[ This chapter does not appear in the book. ]
The penguin that dizzily moved in a circle in the previous chapter gets a chance to stand still in this chapter, but the exercise regime continues, with him having to raise and lower his flippers for several minutes. The picture above shows two shots of the penguin, one with his flippers up, the other down. At execution time, there's a smooth transition between these extremes.
The flipper movement is achieved through mesh morphing: a penguin base model (which has its flipper's extended horizontally) is gradually changed into an almost identical penguinUp target model (which has its flippers up). This is morphed back to the base shape, and then to a penguinDown target model (flippers down).
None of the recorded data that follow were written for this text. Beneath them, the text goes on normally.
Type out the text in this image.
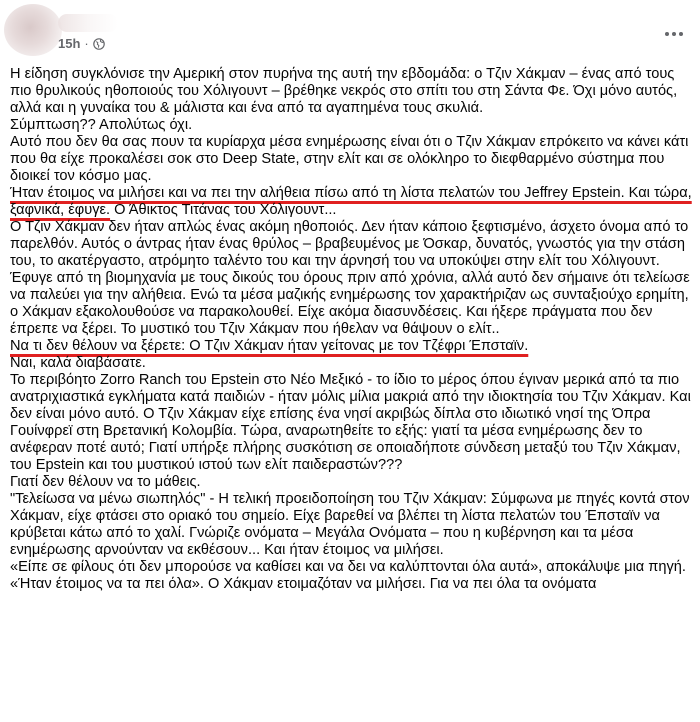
15h ·

Η είδηση συγκλόνισε την Αμερική στον πυρήνα της αυτή την εβδομάδα: ο Τζιν Χάκμαν – ένας από τους πιο θρυλικούς ηθοποιούς του Χόλιγουντ – βρέθηκε νεκρός στο σπίτι του στη Σάντα Φε. Όχι μόνο αυτός, αλλά και η γυναίκα του & μάλιστα και ένα από τα αγαπημένα τους σκυλιά.

Σύμπτωση?? Απολύτως όχι.

Αυτό που δεν θα σας πουν τα κυρίαρχα μέσα ενημέρωσης είναι ότι ο Τζιν Χάκμαν επρόκειτο να κάνει κάτι που θα είχε προκαλέσει σοκ στο Deep State, στην ελίτ και σε ολόκληρο το διεφθαρμένο σύστημα που διοικεί τον κόσμο μας.

Ήταν έτοιμος να μιλήσει και να πει την αλήθεια πίσω από τη λίστα πελατών του Jeffrey Epstein. Και τώρα, ξαφνικά, έφυγε. Ο Άθικτος Τιτάνας του Χόλιγουντ...

Ο Τζιν Χάκμαν δεν ήταν απλώς ένας ακόμη ηθοποιός. Δεν ήταν κάποιο ξεφτισμένο, άσχετο όνομα από το παρελθόν. Αυτός ο άντρας ήταν ένας θρύλος – βραβευμένος με Όσκαρ, δυνατός, γνωστός για την στάση του, το ακατέργαστο, ατρόμητο ταλέντο του και την άρνησή του να υποκύψει στην ελίτ του Χόλιγουντ.

Έφυγε από τη βιομηχανία με τους δικούς του όρους πριν από χρόνια, αλλά αυτό δεν σήμαινε ότι τελείωσε να παλεύει για την αλήθεια. Ενώ τα μέσα μαζικής ενημέρωσης τον χαρακτήριζαν ως συνταξιούχο ερημίτη, ο Χάκμαν εξακολουθούσε να παρακολουθεί. Είχε ακόμα διασυνδέσεις. Και ήξερε πράγματα που δεν έπρεπε να ξέρει. Το μυστικό του Τζιν Χάκμαν που ήθελαν να θάψουν ο ελίτ..

Να τι δεν θέλουν να ξέρετε: Ο Τζιν Χάκμαν ήταν γείτονας με τον Τζέφρι Έπσταϊν.

Ναι, καλά διαβάσατε.

Το περιβόητο Zorro Ranch του Epstein στο Νέο Μεξικό - το ίδιο το μέρος όπου έγιναν μερικά από τα πιο ανατριχιαστικά εγκλήματα κατά παιδιών - ήταν μόλις μίλια μακριά από την ιδιοκτησία του Τζιν Χάκμαν. Και δεν είναι μόνο αυτό. Ο Τζιν Χάκμαν είχε επίσης ένα νησί ακριβώς δίπλα στο ιδιωτικό νησί της Όπρα Γουίνφρεϊ στη Βρετανική Κολομβία. Τώρα, αναρωτηθείτε το εξής: γιατί τα μέσα ενημέρωσης δεν το ανέφεραν ποτέ αυτό; Γιατί υπήρξε πλήρης συσκότιση σε οποιαδήποτε σύνδεση μεταξύ του Τζιν Χάκμαν, του Epstein και του μυστικού ιστού των ελίτ παιδεραστών???

Γιατί δεν θέλουν να το μάθεις.

"Τελείωσα να μένω σιωπηλός" - Η τελική προειδοποίηση του Τζιν Χάκμαν: Σύμφωνα με πηγές κοντά στον Χάκμαν, είχε φτάσει στο οριακό του σημείο. Είχε βαρεθεί να βλέπει τη λίστα πελατών του Έπσταϊν να κρύβεται κάτω από το χαλί. Γνώριζε ονόματα – Μεγάλα Ονόματα – που η κυβέρνηση και τα μέσα ενημέρωσης αρνούνταν να εκθέσουν... Και ήταν έτοιμος να μιλήσει.

«Είπε σε φίλους ότι δεν μπορούσε να καθίσει και να δει να καλύπτονται όλα αυτά», αποκάλυψε μια πηγή. «Ήταν έτοιμος να τα πει όλα». Ο Χάκμαν ετοιμαζόταν να μιλήσει. Για να πει όλα τα ονόματα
From the down position, the penguin raises its flippers again by morphing back to the base case.
Although only one penguin is rendered to the screen, three penguin models are used in this application: the base version, a version with the flippers raised, and a version with the flippers lowered.
The other contribution of this example is a MobileCamera class, which allows the camera to be translated forwards, backwards, left, right, up, and down, and to be rotated around the y-axis (i.e. turned left or right), and about the x-axis (i.e. rotated forward or back). The picture on the right shows the camera moved up, left, and back, and rotated to look down towards the floor.
Details about the mobile camera are written to the top-left of the screen: its current mode (move, rotate, or float), and its position and orientation.
The MobileCamera class can be easily added to other applications to offer camera mobility. A modified version of it is the basis of the First Person Shooter (FPS) example in M3G Chapter 5.